Pourtant, la chorégraphe américaine n’en
était pas à son coup d’essai, puisqu’elle
avait déjà officié dans L’Orfeo
de Monteverdi dirigé par René Jacobs, donné
à Paris au TCE en 1999, également avec Simon Keenlyside
dans le rôle-titre, production publiée en DVD. Il
s’agissait là d’un exercice un peu différent,
car après tout, le ballet ayant sa place à
l’opéra, voir danser des bergers dans la verte campagne
n’avait, à priori, rien de très surprenant. Danser
sur une œuvre aussi intérieure, intime et abstraite que le
Voyage d’Hiver constituait un autre challenge.
Il faut bien reconnaître que le travail de Trisha Brown, sans
apporter quoi que ce soit de très nouveau, n’abîme
pas l’œuvre et se révèle loin
d’être indigne, à défaut d’être
génial.
Elle bénéficie, il est vrai, d’un atout majeur dans
sa démarche, en la personne de Simon Keenlyside, qui est tout
bonnement époustouflant. On peut se demander quel autre chanteur
est aujourd’hui capable d’accomplir une telle
performance…Déjà, on avait remarqué
à quel point il bougeait magnifiquement dans l’Orfeo.
Là, l’exploit est encore plus flagrant, dans la mesure
où, pendant plus d’une heure, l’artiste est seul
pour enchaîner vingt-quatre lieder,
assisté de trois danseurs et accompagné par un formidable
pianiste placé, lui aussi et fort heureusement sur scène.
Il convient de préciser que c’est le chanteur
lui-même qui eut l’idée de ce projet et l’a
proposé à Trisha Brown.
Il faut mettre au crédit de cette dernière le fait
qu’elle n’est pas allée contre la voix et ses
exigences, qu’elle a respectées, et a juste tenté
de les optimiser par sa chorégraphie.
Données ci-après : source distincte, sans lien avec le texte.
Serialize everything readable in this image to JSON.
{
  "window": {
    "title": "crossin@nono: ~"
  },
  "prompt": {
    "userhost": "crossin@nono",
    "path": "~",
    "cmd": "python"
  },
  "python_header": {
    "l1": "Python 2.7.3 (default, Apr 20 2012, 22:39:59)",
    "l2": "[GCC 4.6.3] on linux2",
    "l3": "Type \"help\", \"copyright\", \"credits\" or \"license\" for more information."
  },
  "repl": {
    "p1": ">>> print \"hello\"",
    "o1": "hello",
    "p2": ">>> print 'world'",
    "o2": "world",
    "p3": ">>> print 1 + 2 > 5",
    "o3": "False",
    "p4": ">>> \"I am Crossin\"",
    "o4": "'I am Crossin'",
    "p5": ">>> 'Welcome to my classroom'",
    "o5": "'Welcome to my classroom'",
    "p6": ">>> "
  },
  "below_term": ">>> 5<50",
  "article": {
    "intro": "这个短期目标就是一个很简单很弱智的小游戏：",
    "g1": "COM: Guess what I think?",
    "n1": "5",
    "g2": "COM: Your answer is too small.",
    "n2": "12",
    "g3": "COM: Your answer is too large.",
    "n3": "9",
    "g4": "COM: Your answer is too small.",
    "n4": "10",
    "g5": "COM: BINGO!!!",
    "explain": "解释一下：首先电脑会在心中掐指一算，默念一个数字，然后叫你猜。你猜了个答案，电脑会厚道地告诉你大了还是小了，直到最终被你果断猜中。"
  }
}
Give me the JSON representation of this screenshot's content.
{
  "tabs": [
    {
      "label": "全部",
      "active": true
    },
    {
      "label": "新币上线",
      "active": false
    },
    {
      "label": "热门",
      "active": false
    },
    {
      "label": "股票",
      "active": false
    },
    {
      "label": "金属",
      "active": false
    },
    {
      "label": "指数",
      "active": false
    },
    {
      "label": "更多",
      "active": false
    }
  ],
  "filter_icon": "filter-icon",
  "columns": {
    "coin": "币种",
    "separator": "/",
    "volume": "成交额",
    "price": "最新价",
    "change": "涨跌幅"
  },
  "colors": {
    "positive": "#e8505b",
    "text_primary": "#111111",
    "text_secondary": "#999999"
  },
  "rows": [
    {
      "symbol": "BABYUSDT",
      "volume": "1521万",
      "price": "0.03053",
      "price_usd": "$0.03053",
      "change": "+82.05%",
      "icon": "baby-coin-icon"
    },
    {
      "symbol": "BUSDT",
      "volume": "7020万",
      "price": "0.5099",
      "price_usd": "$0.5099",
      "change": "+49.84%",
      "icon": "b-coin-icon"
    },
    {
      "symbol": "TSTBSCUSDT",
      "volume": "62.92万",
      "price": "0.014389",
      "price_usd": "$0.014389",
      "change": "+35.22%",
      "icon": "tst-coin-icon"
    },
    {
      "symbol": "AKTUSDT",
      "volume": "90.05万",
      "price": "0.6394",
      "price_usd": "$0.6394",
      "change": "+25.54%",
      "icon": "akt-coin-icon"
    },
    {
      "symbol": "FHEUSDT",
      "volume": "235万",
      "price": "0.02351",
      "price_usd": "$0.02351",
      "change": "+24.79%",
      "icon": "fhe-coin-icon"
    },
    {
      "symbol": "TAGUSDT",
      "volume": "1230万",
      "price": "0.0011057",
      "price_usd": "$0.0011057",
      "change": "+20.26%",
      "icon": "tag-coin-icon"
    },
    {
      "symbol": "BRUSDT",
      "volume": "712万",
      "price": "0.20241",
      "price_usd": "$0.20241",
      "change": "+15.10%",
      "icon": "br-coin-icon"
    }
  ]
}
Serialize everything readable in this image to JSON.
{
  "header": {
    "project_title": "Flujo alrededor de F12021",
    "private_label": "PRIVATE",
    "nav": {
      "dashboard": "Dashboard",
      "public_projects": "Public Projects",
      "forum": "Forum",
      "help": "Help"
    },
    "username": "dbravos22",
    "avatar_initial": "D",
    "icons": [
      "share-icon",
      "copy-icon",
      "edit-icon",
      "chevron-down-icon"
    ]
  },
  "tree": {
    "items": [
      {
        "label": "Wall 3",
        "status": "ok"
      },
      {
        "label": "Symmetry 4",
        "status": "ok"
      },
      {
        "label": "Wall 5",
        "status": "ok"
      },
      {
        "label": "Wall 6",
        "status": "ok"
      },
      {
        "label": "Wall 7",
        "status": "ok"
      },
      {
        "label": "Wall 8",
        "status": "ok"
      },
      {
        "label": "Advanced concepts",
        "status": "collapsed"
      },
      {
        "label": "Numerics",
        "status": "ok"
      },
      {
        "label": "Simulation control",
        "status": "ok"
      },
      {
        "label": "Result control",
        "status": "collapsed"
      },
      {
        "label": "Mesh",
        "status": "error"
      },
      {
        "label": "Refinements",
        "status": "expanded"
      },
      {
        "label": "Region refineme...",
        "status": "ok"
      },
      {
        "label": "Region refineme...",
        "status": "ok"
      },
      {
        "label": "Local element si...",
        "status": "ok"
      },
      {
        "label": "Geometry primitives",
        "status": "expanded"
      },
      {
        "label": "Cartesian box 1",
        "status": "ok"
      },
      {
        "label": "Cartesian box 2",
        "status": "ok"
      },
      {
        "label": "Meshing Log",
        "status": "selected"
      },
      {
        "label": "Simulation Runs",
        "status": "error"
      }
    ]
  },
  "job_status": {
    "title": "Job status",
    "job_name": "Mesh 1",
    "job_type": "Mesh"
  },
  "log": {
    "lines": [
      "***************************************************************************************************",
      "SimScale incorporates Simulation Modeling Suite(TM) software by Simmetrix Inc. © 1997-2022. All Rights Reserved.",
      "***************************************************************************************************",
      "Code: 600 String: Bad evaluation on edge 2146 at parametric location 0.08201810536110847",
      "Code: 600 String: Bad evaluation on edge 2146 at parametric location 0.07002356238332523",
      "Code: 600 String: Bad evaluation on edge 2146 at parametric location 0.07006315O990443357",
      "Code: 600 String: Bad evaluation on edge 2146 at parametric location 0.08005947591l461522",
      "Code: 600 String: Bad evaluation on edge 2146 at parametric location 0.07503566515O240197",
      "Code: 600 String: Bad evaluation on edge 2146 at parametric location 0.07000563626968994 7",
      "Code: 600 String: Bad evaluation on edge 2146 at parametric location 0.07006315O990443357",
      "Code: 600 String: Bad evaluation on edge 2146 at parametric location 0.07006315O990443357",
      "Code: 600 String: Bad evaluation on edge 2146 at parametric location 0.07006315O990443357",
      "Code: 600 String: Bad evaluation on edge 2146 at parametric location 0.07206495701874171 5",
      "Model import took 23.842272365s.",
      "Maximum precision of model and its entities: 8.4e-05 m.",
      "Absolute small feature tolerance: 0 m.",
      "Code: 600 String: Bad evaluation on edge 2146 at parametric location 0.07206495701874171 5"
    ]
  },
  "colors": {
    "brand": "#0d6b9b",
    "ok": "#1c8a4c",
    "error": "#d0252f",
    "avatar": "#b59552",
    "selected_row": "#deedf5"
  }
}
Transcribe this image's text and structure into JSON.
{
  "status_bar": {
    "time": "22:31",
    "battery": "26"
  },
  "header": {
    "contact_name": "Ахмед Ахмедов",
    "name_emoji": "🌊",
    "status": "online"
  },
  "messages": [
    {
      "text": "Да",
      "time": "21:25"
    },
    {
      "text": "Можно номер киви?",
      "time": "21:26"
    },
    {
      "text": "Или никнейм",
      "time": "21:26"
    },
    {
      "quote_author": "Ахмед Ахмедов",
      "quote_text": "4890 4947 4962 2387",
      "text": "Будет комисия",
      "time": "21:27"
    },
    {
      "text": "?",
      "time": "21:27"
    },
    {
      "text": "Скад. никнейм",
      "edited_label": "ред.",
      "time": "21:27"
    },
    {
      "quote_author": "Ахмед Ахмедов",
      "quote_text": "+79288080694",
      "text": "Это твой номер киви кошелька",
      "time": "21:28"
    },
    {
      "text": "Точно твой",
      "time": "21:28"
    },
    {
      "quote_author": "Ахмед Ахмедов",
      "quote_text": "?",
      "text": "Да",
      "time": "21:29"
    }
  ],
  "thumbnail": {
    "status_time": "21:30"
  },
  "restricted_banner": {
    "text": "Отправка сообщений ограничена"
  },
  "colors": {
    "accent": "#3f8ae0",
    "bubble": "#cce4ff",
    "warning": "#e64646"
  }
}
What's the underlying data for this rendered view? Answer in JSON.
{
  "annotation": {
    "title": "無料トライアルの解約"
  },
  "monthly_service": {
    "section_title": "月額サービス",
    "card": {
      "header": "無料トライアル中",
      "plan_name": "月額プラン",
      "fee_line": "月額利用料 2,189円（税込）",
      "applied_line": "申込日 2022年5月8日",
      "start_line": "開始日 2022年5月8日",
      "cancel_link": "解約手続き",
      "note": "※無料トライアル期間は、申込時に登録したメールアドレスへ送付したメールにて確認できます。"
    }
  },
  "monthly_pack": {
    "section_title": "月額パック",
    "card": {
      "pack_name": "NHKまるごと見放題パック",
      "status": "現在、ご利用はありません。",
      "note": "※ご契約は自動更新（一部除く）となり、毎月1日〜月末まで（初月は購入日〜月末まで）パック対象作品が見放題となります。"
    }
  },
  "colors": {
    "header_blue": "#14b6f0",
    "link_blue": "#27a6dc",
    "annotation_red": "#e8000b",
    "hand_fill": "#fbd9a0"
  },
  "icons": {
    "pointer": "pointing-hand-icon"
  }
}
Je dis
« tenté », car c’est finalement
là que le bât blesse. Autant l’interprétation
musicale est superlative, autant le « plus » que
la danse est censée apporter tombe rapidement à plat dans
la mesure où il se résume, notamment pour les trois
autres protagonistes, pourtant danseurs à part entière,
plus à des exercices d’échauffement
qu’à de la danse. De plus, il y a des
éléments assez discutables dans cette
chorégraphie, comme les mouvements de sémaphore
destinés à représenter la croisée des
chemins qui s’offre au voyageur…
Pourtant, visuellement, le spectacle possède quelques
atouts : éclairages souvent trop sombres, mais très
beaux – en particulier les clairs-obscurs - scène
dépouillée, abstraite, costumes très simples,
quasiment minimalistes. Cependant, à plusieurs reprises, on a le
sentiment que tout cela est inutile et que le chanteur et son pianiste
suffiraient à nous combler, sans qu’on ait besoin
d’en rajouter, tant l’œuvre est forte et se suffit
à elle même.
L’interprétation de Keenlyside, diamétralement
opposée à celle d’un Bostridge, par exemple,
s’avère bouleversante, dans la mesure où elle joue
le jeu de l’extrême simplicité. Pas
d’expressionnisme, pas d’excès à la limite de
l’exhibitionnisme, comme chez son compatriote, éternel
écorché vif. Ici, le baryton joue à fond la carte
de l’épure et de la sincérité. Son chant,
qui sonne terriblement vrai, nous touche profondément par son
humanité, tout comme la déchirante douleur de son
Orphée chez Monteverdi. Corporellement, il fait preuve
d’une maîtrise hallucinante, alliant force et souplesse,
avec quelque chose de félin dans la manière de se
déplacer. La voix, belle, colorée, peut s’enfler et
remplir la salle, tout comme elle sait s’éteindre peu
à peu dans un murmure confinant au silence. Pedja Muszijevic est
au diapason avec un jeu à la fois intense et discret,
délicat, nuancé.
Triomphe absolu pour le chanteur et son accompagnateur, succès
honnête pour les trois danseurs, mais accueil on ne peut plus
mitigé pour la chorégraphe.
Ce soir-là, le baryton et le pianiste firent la preuve, si elle
était encore à faire, que Schubert est le plus fort.
Juliette Buch
NB : Simon Keenlyside sera Don Giovanni successivement à
Vienne (fin janvier) puis à Munich (début
février). Il est des théâtres qui ont bien de la
chance…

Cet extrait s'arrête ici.